Rien de plus grotesque que les attributs du despotisme quand le terrain se dérobe sous les pas du despote
III
On peut dire que l’idée de servitude volontaire telle qu’elle s’impose dans notre société est elle-même l’instrument du pouvoir et sert à transformer des chaînes réelles, objectives, en chaînes idéales, objet de discussions et d’arguties sans fin dans une société où la classe révolutionnaire a disparu et où les partis d’opposition ne peuvent plus répondre de rien.
Nous sommes alors au cœur de ce qu’on pourrait définir comme l’énigme de la servitude volontaire contemporaine : si la servitude se rapportait à une forme d’obéissance volontaire, comment comprendre l’infinité des mesures destinées à l’inscrire dans la structure des institutions et des rapports sociaux pour faire de la démocratie représentative le nec plus ultra de ce dessaisissement ?
James C. Scott place son texte sous le signe de ce doute lancinant : « Je voudrais aussi contester l’idée de La Boétie selon laquelle le fait de n’avoir jamais connu la liberté ou le fait qu’elle soit absente de la mémoire collective priverait les subalternes des moyens même d’imaginer tant cette liberté que l’autonomie [note] ! »
Avant même que ne s’installent les normes de la servitude volontaire, il y a toujours un événement hors normes qui prépare cette adhésion. La privation ne fait-elle pas elle-même partie de la conscience de qui se sent privé ? Qui ne connaît l’expression de John Ball, l’un de ces prédicateurs millénaristes à l’origine d’un soulèvement des paysans : Quand Adam bêchait et qu’Ève filait, où donc était le gentilhomme ? Les formes mêmes de l’appel montrent bien que l’idée de vivre du travail d’autrui est un élément central de la servitude, rapport où se trouve pour chacun les raisons de l’obéissance. L’obéissance à la terre courbe alors le paysan devant le glaive et celle à l’industrie réclame du prolétaire une position qui le voue à la dépendance. Mais son servage contient en puissance sa liberté, puisque le pouvoir de ses maîtres dépend de lui et de sa révolte.
Les Grands ne sont grands que parce que nous sommes à genoux. Levons-nous ! L’appel traverse les siècles, et se résume pour les Grands à empêcher les petits de se lever ; à cela près que les Grands ont aujourd’hui appris à dissimuler leur volonté afin que les Petits croient pouvoir s’élever sans avoir à renverser la pyramide. En témoigne la référence permanente à se libérer de la servitude volontaire par les partis politiques qui sont en eux-mêmes les fonctionnaires attitrés de cette feinte-dissidence [note].

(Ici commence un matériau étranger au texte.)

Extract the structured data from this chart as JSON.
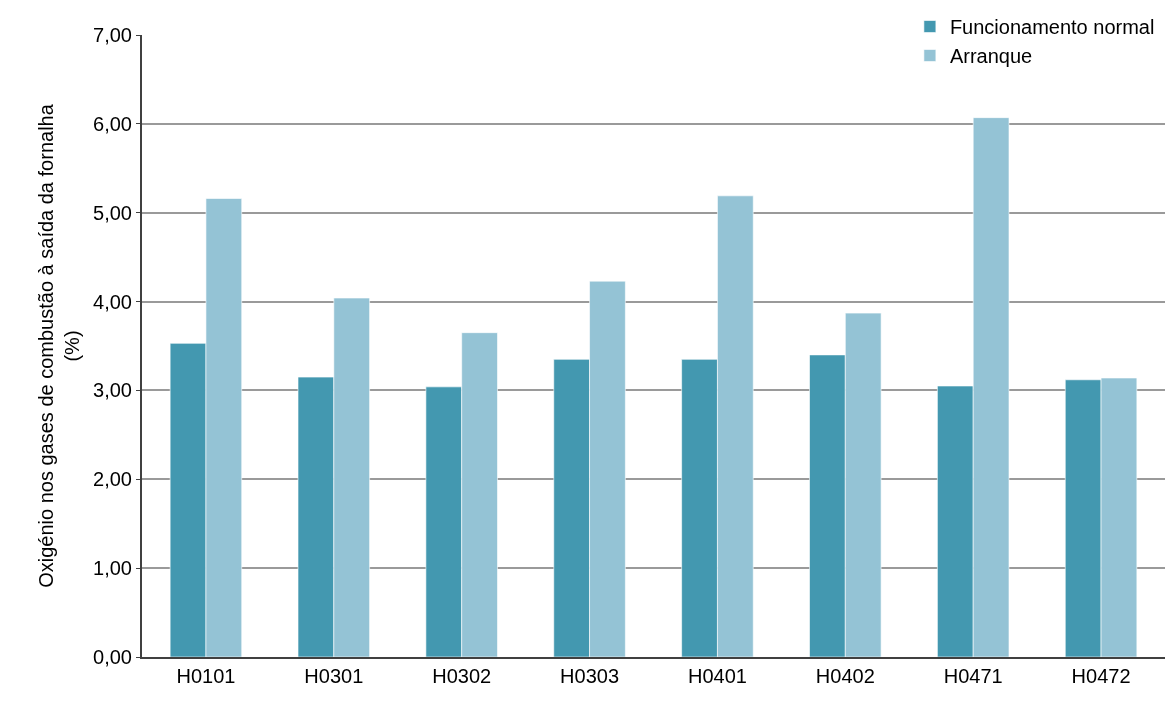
{
  "chart_data": {
    "type": "bar",
    "ylabel": "Oxigénio nos gases de combustão à saída da fornalha\n(%)",
    "categories": [
      "H0101",
      "H0301",
      "H0302",
      "H0303",
      "H0401",
      "H0402",
      "H0471",
      "H0472"
    ],
    "series": [
      {
        "name": "Funcionamento normal",
        "color": "#4398b0",
        "values": [
          3.53,
          3.15,
          3.04,
          3.35,
          3.35,
          3.4,
          3.05,
          3.12
        ]
      },
      {
        "name": "Arranque",
        "color": "#94c3d5",
        "values": [
          5.16,
          4.04,
          3.65,
          4.23,
          5.19,
          3.87,
          6.07,
          3.14
        ]
      }
    ],
    "ylim": [
      0,
      7
    ],
    "yticks": [
      {
        "value": 0,
        "label": "0,00"
      },
      {
        "value": 1,
        "label": "1,00"
      },
      {
        "value": 2,
        "label": "2,00"
      },
      {
        "value": 3,
        "label": "3,00"
      },
      {
        "value": 4,
        "label": "4,00"
      },
      {
        "value": 5,
        "label": "5,00"
      },
      {
        "value": 6,
        "label": "6,00"
      },
      {
        "value": 7,
        "label": "7,00"
      }
    ],
    "grid": "y",
    "legend": "top right"
  }
}
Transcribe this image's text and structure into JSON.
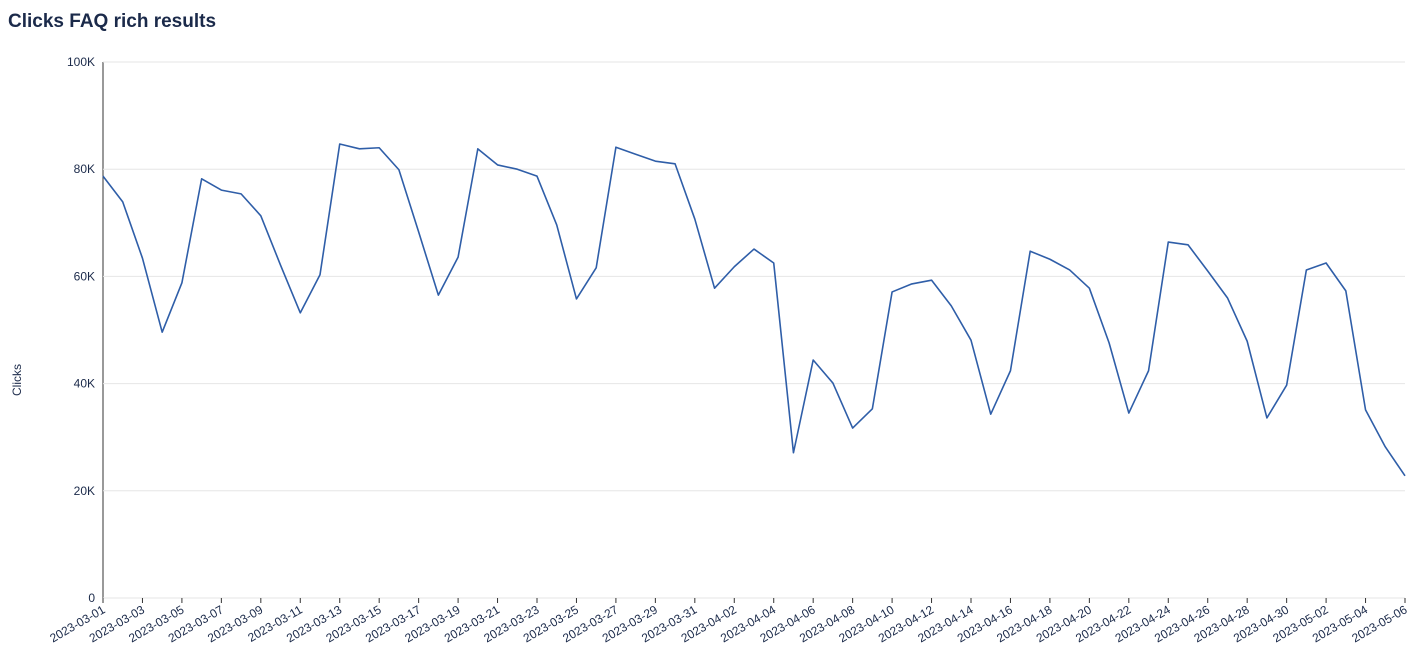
{
  "chart_data": {
    "type": "line",
    "title": "Clicks FAQ rich results",
    "y_label": "Clicks",
    "x": [
      "2023-03-01",
      "2023-03-02",
      "2023-03-03",
      "2023-03-04",
      "2023-03-05",
      "2023-03-06",
      "2023-03-07",
      "2023-03-08",
      "2023-03-09",
      "2023-03-10",
      "2023-03-11",
      "2023-03-12",
      "2023-03-13",
      "2023-03-14",
      "2023-03-15",
      "2023-03-16",
      "2023-03-17",
      "2023-03-18",
      "2023-03-19",
      "2023-03-20",
      "2023-03-21",
      "2023-03-22",
      "2023-03-23",
      "2023-03-24",
      "2023-03-25",
      "2023-03-26",
      "2023-03-27",
      "2023-03-28",
      "2023-03-29",
      "2023-03-30",
      "2023-03-31",
      "2023-04-01",
      "2023-04-02",
      "2023-04-03",
      "2023-04-04",
      "2023-04-05",
      "2023-04-06",
      "2023-04-07",
      "2023-04-08",
      "2023-04-09",
      "2023-04-10",
      "2023-04-11",
      "2023-04-12",
      "2023-04-13",
      "2023-04-14",
      "2023-04-15",
      "2023-04-16",
      "2023-04-17",
      "2023-04-18",
      "2023-04-19",
      "2023-04-20",
      "2023-04-21",
      "2023-04-22",
      "2023-04-23",
      "2023-04-24",
      "2023-04-25",
      "2023-04-26",
      "2023-04-27",
      "2023-04-28",
      "2023-04-29",
      "2023-04-30",
      "2023-05-01",
      "2023-05-02",
      "2023-05-03",
      "2023-05-04",
      "2023-05-05",
      "2023-05-06"
    ],
    "series": [
      {
        "name": "Clicks",
        "color": "#2f5ea8",
        "values": [
          78700,
          73900,
          63400,
          49600,
          58800,
          78200,
          76100,
          75400,
          71300,
          62100,
          53200,
          60300,
          84700,
          83800,
          84000,
          79900,
          68300,
          56500,
          63600,
          83800,
          80800,
          80000,
          78700,
          69600,
          55800,
          61600,
          84100,
          82800,
          81500,
          81000,
          70700,
          57800,
          61800,
          65100,
          62500,
          27100,
          44400,
          40100,
          31700,
          35300,
          57100,
          58600,
          59300,
          54500,
          48100,
          34300,
          42400,
          64700,
          63200,
          61200,
          57800,
          47600,
          34500,
          42400,
          66400,
          65900,
          61000,
          56000,
          47900,
          33600,
          39700,
          61200,
          62500,
          57300,
          35100,
          28200,
          22800
        ]
      }
    ],
    "ylim": [
      0,
      100000
    ],
    "yticks": [
      0,
      {
        "value": 20000,
        "label": "20K"
      },
      {
        "value": 40000,
        "label": "40K"
      },
      {
        "value": 60000,
        "label": "60K"
      },
      {
        "value": 80000,
        "label": "80K"
      },
      {
        "value": 100000,
        "label": "100K"
      }
    ],
    "grid": true
  }
}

Les Niveleurs, qui firent entendre pendant la révolution d’Angleterre la parole des opprimés, désignaient le fruit des noces infernales de la Tyrannie et de l’Hypocrisie par le nom de Tyranipocrite, tyran fertile en ruses langagières et en iniquités destinées à duper le peuple révolté. Car si l’hypocrisie est indissociable de la tyrannie, chacune des deux imprime de manière plus ou moins prononcée selon les besoins sa marque dans l’énoncé du Discours au présent de manière à faire dire à l’histoire son contraire. La tyrannie s’exerce toujours au présent, mais l’hypocrisie sait varier dans le temps et se servir du passé pour justifier cette présence.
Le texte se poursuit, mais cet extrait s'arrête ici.